- The Washington Times - Sunday, December 21, 2008

TEL AVIV | Trying to replicate the popularity of the “Obama girl” video that played on YouTube during the recent U.S. presidential campaign, a backer of Foreign Minister Tzipi Livni has produced a knockoff that injects sexual innuendo into her bid to become Israel’s second female prime minister.

The “Livni boy” clip features a lanky would-be suitor who showers next to a Livni poster and raps his way through Tel Aviv in praise of the leader of the centrist Kadima party — the most senior female politician here since Prime Minister Golda Meir left office 34 years ago.

“No Golda, No Condoleezza,” he sings. “No Palin, No Michelle Obama. Because no one can outdo you, mama. Oh, Tzipi, you’re the one I want. Because you’re everything I expect from a political leader.”

Dvir Bar, a 30-year-old TV producer, said he and a musician friend co-produced the Internet video in an effort to reach younger voters and to put more zip in Mrs. Livni’s buttoned-up image.

“She’s a woman who looks a lot better in person. TV doesn’t flatter her. She’s cool,” said Mr. Bar, adding that he had no formal connection to the Kadima party. “We are turning her into someone who is our own, and someone who is sexy.”

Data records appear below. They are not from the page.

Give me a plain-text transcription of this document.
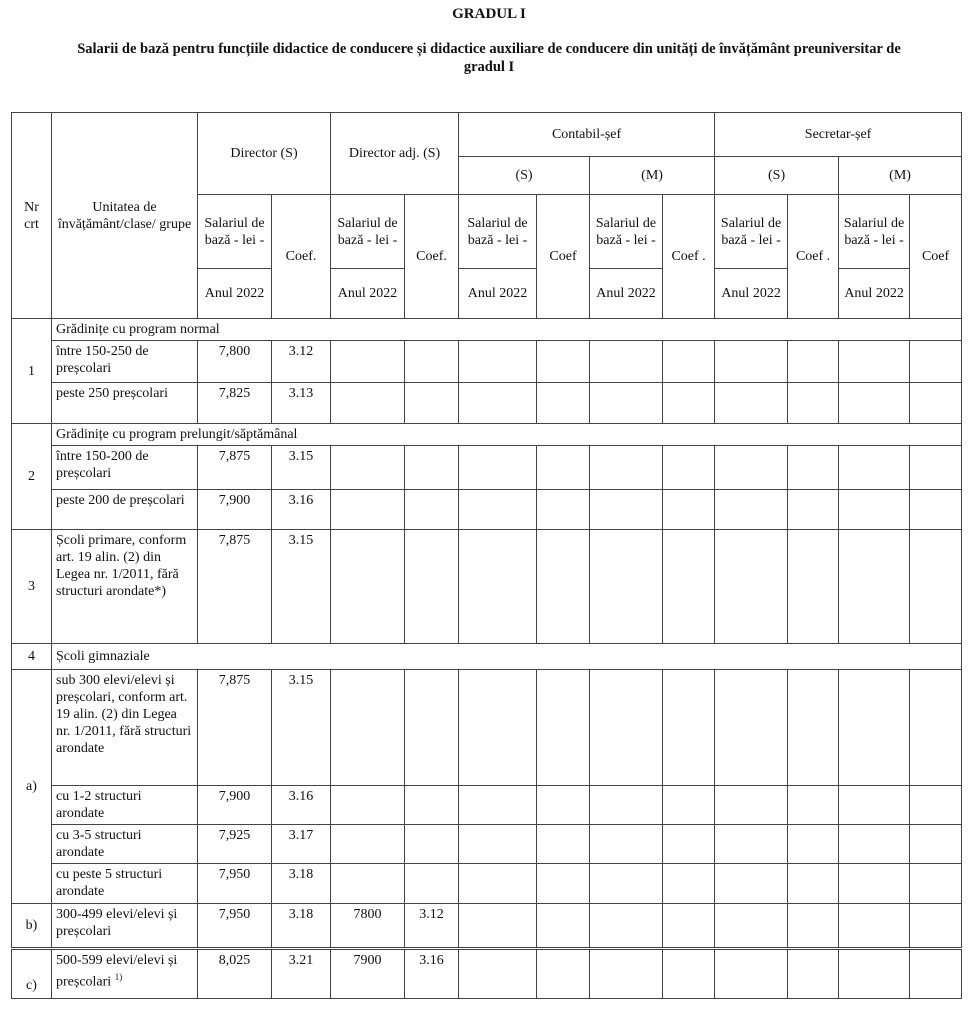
GRADUL I
Salarii de bază pentru funcțiile didactice de conducere și didactice auxiliare de conducere din unități de învățământ preuniversitar de
gradul I
Nr crt	Unitatea de învățământ/clase/ grupe	Director (S)		Director adj. (S)		Contabil-șef				Secretar-șef			
						(S)		(M)		(S)		(M)	
		Salariul de bază - lei -	Coef.	Salariul de bază - lei -	Coef.	Salariul de bază - lei -	Coef	Salariul de bază - lei -	Coef .	Salariul de bază - lei -	Coef .	Salariul de bază - lei -	Coef
		Anul 2022		Anul 2022		Anul 2022		Anul 2022		Anul 2022		Anul 2022	
1	Grădinițe cu program normal												
	între 150-250 de preșcolari	7,800	3.12										
	peste 250 preșcolari	7,825	3.13										
2	Grădinițe cu program prelungit/săptămânal												
	între 150-200 de preșcolari	7,875	3.15										
	peste 200 de preșcolari	7,900	3.16										
3	Școli primare, conform art. 19 alin. (2) din Legea nr. 1/2011, fără structuri arondate*)	7,875	3.15										
4	Școli gimnaziale												
a)	sub 300 elevi/elevi și preșcolari, conform art. 19 alin. (2) din Legea nr. 1/2011, fără structuri arondate	7,875	3.15										
	cu 1-2 structuri arondate	7,900	3.16										
	cu 3-5 structuri arondate	7,925	3.17										
	cu peste 5 structuri arondate	7,950	3.18										
b)	300-499 elevi/elevi și preșcolari	7,950	3.18	7800	3.12								
c)	500-599 elevi/elevi și preșcolari $^{1)}$	8,025	3.21	7900	3.16								
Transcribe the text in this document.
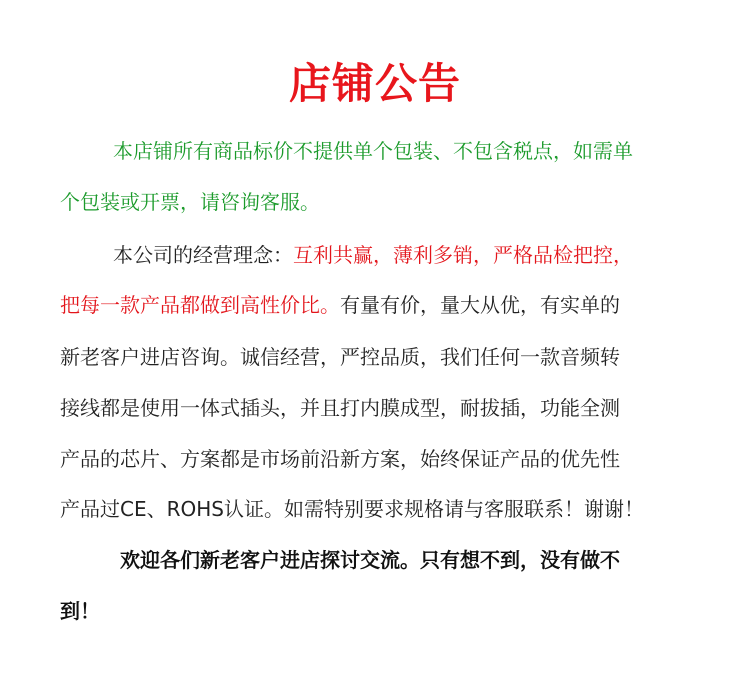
店铺公告
本店铺所有商品标价不提供单个包装、不包含税点，如需单
个包装或开票，请咨询客服。
本公司的经营理念：互利共赢，薄利多销，严格品检把控，
把每一款产品都做到高性价比。有量有价，量大从优，有实单的
新老客户进店咨询。诚信经营，严控品质，我们任何一款音频转
接线都是使用一体式插头，并且打内膜成型，耐拔插，功能全测
产品的芯片、方案都是市场前沿新方案，始终保证产品的优先性
产品过CE、ROHS认证。如需特别要求规格请与客服联系！谢谢！
欢迎各们新老客户进店探讨交流。只有想不到，没有做不
到！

Lacking the beauty-queen visage of Alaska Gov. Sarah Palin or the feminist constituency of Sen. Hillary Rodham Clinton, Ms. Livni has nonetheless enhanced her credentials as someone who represents a switch from politics as usual. A string of corruption scandals involving the country’s top leaders has alienated the public from politicians across the political spectrum.

Despite Mrs. Livni’s image as an honest politician, her party trails that of Likud leader Benjamin Netanyahu by a nine-seat margin, according to a recent poll for the Ha’aretz newspaper.

The race has pitted her against two former prime ministers — in addition to Mr. Netanyahu, the Labor Party’s Ehud Barak. Both have dismissed Mrs. Livni as not experienced enough to become prime minister.

As the race heats up before the Feb. 10 vote, one feminist advocate said Mrs. Livni’s sex so far has been a minor part of the campaign, but she expects that to change.

“Both men will do a great deal to demean her, and they will use all techniques possible,” said Rina Bar Tal, chairwoman of the Israel Women’s Network and a former politician. “The more they will use those techniques, the more they will go down.”

The women’s rights advocate said that a remark in which Mr. Barak, the current defense minister, appeared to patronize Ms. Livni by referring to her by her full name, Tzipora, largely backfired.

A YouTube video from a fawning supporter probably won’t hurt Ms. Livni and could help, she added.

“This campaign is caught in between generations, and in between old fashion and new fashion,” Ms. Bar Tal said. “I don’t think these videos are necessarily wrong as long as they stay within boundaries.”

Other women’s groups have expressed disappointment with comments by Mrs. Livni playing down the importance of her sex.

“You can keep repeating until tomorrow that the fact you’re a woman doesn’t interest us, but it interests others,” wrote Anat Saragousti, a filmmaker and TV reporter.